La persécution rituelle des drogués bouc émissaires de notre temps/ Le contrôle d’Etat de la pharmacopée

Thomas SZASZ, Les éditions du Lézard, 1994, 293 p.

Les propos tenus par Thomas Szasz dans cet ouvrage paru il y a plus de 20 ans aux Etats-Unis n’ont pas pris une ride.

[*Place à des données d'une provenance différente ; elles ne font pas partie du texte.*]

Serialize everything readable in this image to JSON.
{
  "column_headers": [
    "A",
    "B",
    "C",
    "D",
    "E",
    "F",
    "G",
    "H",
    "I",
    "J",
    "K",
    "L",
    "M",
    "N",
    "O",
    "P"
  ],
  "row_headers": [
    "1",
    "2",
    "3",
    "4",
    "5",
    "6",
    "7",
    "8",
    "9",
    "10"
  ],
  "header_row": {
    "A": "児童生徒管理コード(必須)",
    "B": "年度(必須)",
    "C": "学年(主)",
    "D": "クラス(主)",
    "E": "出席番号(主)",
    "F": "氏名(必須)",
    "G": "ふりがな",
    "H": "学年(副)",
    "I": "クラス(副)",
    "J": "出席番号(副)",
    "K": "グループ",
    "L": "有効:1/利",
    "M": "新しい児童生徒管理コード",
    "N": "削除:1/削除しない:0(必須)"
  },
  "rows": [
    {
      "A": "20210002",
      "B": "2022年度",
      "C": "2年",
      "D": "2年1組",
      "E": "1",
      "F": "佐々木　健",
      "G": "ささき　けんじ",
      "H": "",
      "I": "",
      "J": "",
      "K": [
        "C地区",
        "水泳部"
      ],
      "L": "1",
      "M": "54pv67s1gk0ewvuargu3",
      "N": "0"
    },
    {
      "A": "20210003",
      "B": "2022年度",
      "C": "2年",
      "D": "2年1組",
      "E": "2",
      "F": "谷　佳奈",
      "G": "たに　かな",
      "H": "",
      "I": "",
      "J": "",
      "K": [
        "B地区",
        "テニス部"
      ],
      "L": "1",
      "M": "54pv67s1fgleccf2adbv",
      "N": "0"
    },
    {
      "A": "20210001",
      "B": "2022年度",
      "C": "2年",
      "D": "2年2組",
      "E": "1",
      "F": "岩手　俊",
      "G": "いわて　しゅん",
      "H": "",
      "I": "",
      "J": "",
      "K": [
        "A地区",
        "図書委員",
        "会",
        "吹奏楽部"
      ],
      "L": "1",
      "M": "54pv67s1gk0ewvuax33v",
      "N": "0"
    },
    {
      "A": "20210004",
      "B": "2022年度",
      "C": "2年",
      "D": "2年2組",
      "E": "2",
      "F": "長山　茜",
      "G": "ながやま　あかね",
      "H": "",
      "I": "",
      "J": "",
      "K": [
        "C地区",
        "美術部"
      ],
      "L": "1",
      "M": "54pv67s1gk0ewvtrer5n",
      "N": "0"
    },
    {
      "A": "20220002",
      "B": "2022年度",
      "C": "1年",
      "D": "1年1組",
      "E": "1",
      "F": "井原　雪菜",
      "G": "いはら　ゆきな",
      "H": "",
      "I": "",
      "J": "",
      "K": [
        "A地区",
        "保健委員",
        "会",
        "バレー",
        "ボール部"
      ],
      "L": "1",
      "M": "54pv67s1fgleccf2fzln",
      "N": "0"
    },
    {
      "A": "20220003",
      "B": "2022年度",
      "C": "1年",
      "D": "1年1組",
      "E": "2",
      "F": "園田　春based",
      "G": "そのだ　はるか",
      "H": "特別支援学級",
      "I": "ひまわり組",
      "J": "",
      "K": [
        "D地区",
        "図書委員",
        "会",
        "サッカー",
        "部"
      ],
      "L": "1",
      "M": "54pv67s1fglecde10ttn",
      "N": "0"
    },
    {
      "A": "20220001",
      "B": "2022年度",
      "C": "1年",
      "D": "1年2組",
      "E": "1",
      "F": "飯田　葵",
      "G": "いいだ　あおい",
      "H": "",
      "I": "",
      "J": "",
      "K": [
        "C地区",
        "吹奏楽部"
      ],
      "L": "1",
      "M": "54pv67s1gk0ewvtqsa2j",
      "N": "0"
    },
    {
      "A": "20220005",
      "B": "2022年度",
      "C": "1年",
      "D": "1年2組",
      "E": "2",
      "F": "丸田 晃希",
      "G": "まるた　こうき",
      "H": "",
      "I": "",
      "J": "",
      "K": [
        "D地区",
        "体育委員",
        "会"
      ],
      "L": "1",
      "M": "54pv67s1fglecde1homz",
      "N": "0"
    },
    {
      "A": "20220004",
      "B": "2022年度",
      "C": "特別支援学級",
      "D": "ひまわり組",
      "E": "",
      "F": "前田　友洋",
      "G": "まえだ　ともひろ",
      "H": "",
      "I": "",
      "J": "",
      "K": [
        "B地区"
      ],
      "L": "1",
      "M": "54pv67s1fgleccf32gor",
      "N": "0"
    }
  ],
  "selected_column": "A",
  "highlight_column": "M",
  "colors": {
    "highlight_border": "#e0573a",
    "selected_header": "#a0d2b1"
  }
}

Ce psychiatre s’en prend avec virulence et talent aux “spécialistes”  qui depuis tant d’années prétendent apporter la bonne parole sur le “problème de la drogue”.  “ Nos prétendus experts en toxicologie ne sont que les boutiquiers du mensonge médical aux ordres de la politique... les voilà habillés pour l’hiver !  

Même si l'on ne peut suivre l’auteur sur tous les chemins qu’il nous propose, force est de constater la force de cet essai qui n’est pas seulement un brûlot décapant: c’est aussi une tentative de prise de distance à la fois historique, psychologique, ethnologique sur une réalité traitée trop souvent d’une façon hystérique et sectaire et au “ raz des pâquerettes ”.

Premier niveau d’argumentation de Thomas Szasz: la définition de la toxicomanie reste marquée profondément par des conventions relevant de l’anthropologie, de l’éthique, de la loi, de la religion ... Ainsi relève-t-il ce décret de Charles Quint de 1529 condamnant à mort tout possesseur des Nouveaux  Testaments en langue vulgaire (=autre qu’en latin). La mort frappe aussi tout fumeur de tabac surpris en Russie au XVII ème siècle. Un mouvement de boycott vise la consommation de thé en Nouvelle Angleterre en 1770 (des produits de substitution tel le sirop de framboise étant fortement préconisé). Le bon docteur Freud, quant à lui, s’est adonné à la cocaïne, une partie de sa vie, consacrant à cette substance en 1884 un essai des plus élogieux. Le docteur William Steward Halsted, l’un des plus célèbres  chirurgiens américains fut un morphinomane acharné jusqu’à la fin de sa vie intervenue en 1922.  Tout cela montre à l’envie que chaque société et/ou chaque époque fixe d’une façon tout à fait arbitraire la liste des produits ou des conduites considérés alors comme soit une panacée soit ce que l’auteur appelle une “ panapathogène ”. S’appuyant sur une étude historique du bouc-émissaire, il démontre comment les drogues illicites -pourtant parfois ni plus et souvent moins destructrices que les drogues licites- sont devenues les produit dont la purgation constituait à un moment donné le ciment fondamental de la société occidentale. S’établit alors un parallèle entre la persécution des sorcières au Moyen-Age qui représentaient une menace pour le pouvoir des prêtres et les drogués pourchassés pour ce qu’ils représentent comme remise en cause du pouvoir des médecins.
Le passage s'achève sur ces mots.